When it comes to long distance motorcycle expeditions, there are few people better placed to give tips and advice than Kevin and Julia Sanders of GlobeBusters.
With tens of thousands of miles under their belts, years of experience, and a World Record to boot, the husband and wife team have a regular column in RiDE Magazine, and this month they have been writing about the challenges and rewards of riding in large groups on an overland journey.
Setting off from Alaska, in ten weeks they led a group of riders over 10,000 miles all the way to the sweltering heat of Panama City. As they reached one of the main parts of the city, the riders parked their bikes up, shook hands and gathered for photographs with the Balboa Monument behind them – all smiles and laughter, but it wasn’t always that way.
With plenty of experience leading long distance guided rides, Kevin and Julia both know that riding with others can be difficult. Every rider has an opinion, whether it be on speed, distance, style, breaks, hotels, money or food and drink.
The GlobeBusters duo have often found that the most fundamental split is between those who use their bikes as a tool to interact with a country, and those who use the country as a playground.
The latter take the ultimate pleasure from the ride – they don’t want to stop and look at the wonderful ruins en-route, or take a short break for a coffee – they want to ride hard and get to their destination.
The other distinct class of rider want to use their bike to see what is around them.

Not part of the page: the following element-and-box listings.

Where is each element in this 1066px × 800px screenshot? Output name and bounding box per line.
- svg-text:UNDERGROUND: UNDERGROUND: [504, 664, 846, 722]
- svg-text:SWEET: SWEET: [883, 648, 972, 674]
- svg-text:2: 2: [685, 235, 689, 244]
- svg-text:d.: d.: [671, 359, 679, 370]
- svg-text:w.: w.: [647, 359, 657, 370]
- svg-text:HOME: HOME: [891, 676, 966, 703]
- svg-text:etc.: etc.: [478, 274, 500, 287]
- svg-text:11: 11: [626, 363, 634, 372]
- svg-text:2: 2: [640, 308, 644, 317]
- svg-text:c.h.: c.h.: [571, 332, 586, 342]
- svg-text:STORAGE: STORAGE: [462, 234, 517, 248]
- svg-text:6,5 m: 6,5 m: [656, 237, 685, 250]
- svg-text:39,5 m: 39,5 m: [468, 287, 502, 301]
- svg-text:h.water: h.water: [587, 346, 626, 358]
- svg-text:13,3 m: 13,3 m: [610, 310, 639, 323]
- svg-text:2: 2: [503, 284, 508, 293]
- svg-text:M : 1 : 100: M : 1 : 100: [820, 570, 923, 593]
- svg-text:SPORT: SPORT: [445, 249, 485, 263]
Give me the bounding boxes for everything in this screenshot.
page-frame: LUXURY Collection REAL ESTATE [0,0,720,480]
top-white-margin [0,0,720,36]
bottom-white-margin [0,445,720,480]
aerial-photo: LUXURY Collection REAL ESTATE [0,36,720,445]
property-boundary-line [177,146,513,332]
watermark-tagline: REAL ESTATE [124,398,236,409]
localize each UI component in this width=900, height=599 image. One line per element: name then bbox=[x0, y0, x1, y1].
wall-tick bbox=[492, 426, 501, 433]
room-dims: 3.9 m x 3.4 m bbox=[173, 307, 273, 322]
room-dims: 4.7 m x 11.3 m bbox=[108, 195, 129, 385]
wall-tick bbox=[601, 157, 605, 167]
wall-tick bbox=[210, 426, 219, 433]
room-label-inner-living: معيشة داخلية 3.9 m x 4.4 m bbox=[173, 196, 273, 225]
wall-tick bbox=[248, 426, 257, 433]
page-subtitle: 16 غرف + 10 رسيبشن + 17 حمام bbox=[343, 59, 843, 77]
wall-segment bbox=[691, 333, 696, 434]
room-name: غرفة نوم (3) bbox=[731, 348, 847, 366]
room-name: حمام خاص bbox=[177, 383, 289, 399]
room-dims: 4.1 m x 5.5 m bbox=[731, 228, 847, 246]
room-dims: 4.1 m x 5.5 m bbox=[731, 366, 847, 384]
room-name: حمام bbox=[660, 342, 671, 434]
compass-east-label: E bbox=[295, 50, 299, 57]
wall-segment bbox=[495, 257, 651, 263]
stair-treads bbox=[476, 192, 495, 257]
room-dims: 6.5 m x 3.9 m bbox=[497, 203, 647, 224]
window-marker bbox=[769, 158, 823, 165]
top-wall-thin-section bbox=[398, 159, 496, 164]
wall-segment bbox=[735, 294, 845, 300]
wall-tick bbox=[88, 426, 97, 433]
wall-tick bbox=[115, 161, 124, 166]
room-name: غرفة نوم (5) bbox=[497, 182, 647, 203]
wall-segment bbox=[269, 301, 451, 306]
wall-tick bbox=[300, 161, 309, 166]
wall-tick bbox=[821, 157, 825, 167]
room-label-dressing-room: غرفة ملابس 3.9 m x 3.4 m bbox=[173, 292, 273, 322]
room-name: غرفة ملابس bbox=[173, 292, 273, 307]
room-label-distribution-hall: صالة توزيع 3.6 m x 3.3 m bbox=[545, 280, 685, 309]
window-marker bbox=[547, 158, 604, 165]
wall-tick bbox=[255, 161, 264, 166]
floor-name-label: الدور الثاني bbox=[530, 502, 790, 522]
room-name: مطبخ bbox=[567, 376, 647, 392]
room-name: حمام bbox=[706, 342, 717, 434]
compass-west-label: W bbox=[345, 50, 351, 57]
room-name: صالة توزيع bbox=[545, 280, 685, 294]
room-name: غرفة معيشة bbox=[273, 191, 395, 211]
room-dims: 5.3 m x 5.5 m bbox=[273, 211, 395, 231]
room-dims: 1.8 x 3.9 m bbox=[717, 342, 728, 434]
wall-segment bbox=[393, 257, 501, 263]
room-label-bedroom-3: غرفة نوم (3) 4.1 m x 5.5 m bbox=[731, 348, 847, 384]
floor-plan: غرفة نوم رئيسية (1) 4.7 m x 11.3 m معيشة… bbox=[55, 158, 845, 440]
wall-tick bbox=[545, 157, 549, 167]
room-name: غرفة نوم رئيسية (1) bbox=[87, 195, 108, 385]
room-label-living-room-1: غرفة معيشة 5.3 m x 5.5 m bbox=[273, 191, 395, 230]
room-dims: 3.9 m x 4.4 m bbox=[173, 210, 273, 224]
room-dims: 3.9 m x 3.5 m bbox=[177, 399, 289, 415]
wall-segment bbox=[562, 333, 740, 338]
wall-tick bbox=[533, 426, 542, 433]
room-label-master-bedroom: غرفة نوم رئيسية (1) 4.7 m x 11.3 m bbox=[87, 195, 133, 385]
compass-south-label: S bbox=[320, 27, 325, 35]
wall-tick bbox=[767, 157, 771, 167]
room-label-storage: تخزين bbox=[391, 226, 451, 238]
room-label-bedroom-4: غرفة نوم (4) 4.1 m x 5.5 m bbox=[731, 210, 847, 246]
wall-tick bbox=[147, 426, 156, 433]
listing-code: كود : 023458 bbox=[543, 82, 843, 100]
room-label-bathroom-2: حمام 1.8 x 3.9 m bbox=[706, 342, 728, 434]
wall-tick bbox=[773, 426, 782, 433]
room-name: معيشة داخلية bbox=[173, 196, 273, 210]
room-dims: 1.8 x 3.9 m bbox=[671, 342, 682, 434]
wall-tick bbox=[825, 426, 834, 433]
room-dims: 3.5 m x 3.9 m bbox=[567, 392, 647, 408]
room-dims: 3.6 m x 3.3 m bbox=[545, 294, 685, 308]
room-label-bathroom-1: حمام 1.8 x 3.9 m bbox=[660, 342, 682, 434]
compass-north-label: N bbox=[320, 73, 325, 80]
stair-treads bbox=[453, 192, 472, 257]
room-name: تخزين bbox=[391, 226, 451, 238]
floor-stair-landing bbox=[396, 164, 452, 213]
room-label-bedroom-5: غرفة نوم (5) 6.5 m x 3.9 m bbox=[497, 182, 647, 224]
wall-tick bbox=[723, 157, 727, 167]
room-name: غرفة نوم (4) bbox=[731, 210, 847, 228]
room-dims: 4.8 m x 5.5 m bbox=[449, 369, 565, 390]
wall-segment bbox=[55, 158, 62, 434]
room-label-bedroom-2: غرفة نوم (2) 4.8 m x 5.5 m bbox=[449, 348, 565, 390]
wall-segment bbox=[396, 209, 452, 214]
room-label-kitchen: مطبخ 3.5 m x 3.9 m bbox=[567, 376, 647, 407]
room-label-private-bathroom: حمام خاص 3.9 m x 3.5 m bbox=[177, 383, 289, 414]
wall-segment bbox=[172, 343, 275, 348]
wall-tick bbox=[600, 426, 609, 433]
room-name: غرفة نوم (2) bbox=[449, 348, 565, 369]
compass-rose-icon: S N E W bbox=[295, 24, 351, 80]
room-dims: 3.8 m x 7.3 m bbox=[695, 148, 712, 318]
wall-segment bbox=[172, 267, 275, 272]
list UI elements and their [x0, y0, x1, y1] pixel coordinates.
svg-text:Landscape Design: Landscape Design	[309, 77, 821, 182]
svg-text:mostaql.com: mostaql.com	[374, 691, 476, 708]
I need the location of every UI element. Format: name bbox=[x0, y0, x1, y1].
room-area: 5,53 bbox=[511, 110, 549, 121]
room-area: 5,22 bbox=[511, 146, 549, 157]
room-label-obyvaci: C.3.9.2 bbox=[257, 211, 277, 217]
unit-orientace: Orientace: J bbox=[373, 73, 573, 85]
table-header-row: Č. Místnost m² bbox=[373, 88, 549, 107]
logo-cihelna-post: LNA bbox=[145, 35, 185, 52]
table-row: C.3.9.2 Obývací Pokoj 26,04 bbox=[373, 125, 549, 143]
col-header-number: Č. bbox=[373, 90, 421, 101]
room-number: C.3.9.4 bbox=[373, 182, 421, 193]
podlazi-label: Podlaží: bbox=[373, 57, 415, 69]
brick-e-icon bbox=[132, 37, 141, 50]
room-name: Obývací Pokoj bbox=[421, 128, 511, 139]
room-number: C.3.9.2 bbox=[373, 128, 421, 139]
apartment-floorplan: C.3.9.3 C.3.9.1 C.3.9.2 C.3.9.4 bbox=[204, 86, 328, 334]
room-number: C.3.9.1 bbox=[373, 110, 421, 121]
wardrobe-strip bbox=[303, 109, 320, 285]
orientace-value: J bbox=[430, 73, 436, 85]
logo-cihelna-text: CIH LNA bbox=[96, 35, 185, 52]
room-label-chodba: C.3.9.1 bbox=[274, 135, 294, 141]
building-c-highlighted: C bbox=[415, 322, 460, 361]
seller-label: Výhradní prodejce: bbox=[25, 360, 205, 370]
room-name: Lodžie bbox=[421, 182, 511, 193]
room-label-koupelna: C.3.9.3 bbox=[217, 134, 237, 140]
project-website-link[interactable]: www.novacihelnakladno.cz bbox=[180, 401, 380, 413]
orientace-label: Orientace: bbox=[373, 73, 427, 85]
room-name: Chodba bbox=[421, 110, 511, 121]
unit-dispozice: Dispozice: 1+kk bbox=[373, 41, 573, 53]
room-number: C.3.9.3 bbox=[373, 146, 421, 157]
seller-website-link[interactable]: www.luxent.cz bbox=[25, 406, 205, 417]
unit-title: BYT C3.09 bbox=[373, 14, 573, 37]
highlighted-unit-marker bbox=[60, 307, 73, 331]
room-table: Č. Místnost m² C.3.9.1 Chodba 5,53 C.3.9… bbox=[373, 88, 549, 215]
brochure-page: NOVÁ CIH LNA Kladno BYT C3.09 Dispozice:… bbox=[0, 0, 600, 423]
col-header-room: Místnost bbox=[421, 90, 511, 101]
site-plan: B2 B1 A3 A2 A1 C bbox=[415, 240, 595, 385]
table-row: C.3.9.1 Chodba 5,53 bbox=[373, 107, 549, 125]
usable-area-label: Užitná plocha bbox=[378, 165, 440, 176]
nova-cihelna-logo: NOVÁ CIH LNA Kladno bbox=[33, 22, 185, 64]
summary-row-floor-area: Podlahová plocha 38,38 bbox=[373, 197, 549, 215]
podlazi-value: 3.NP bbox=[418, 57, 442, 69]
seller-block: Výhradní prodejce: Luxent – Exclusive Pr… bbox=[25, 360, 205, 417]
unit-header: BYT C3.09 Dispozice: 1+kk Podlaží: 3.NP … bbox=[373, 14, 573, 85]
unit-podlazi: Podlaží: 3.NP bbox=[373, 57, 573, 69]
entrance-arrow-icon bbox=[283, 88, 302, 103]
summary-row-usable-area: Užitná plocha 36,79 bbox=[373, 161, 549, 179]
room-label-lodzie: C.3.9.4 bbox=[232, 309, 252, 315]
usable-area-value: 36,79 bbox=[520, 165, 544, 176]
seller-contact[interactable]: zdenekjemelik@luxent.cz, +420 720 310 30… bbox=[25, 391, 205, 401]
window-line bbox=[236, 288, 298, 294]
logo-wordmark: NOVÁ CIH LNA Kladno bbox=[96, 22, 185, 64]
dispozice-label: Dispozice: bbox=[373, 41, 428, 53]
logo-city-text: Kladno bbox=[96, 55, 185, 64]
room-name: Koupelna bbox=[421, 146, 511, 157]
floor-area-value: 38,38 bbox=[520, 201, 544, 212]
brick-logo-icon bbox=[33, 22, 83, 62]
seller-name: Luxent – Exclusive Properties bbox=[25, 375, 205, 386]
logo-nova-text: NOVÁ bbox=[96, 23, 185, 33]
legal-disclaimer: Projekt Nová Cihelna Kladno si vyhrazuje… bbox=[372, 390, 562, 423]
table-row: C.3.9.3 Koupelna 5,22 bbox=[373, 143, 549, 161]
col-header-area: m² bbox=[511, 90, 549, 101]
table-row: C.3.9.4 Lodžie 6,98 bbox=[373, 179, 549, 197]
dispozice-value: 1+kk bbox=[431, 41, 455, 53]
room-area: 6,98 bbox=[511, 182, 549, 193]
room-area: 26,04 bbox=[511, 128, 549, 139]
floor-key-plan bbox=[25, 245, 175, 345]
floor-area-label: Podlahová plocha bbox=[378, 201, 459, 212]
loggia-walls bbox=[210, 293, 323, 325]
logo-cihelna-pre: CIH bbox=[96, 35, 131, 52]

Bikes can be a great way to get locals interested – a chance to test your language skills, get some pictures and experience the atmosphere. These are the kinds of riders who will roll up at the hotel after dark, having taken the whole day to cover the chosen route.
The divisions don’t stop when you’re off the bikes either. You have riders on different budgets, those who wake up early, and those who stay out all night.
GlobeBusters always adopt a staggered riding formation, with a lead rider in the centre of the road, changing lines for the corners when required. You’ll always get one rider who sticks close to the kerb, and one who likes to overtake the group and sit up front – but a few supportive words usually help them to see the benefits of slotting in with other riders.
On the flip side, these long trips just wouldn’t be as interesting on your own. The rewards of a shared experience, along with the support and camaraderie of it all breeds lifelong friendships – and that’s what being on two wheels is all about!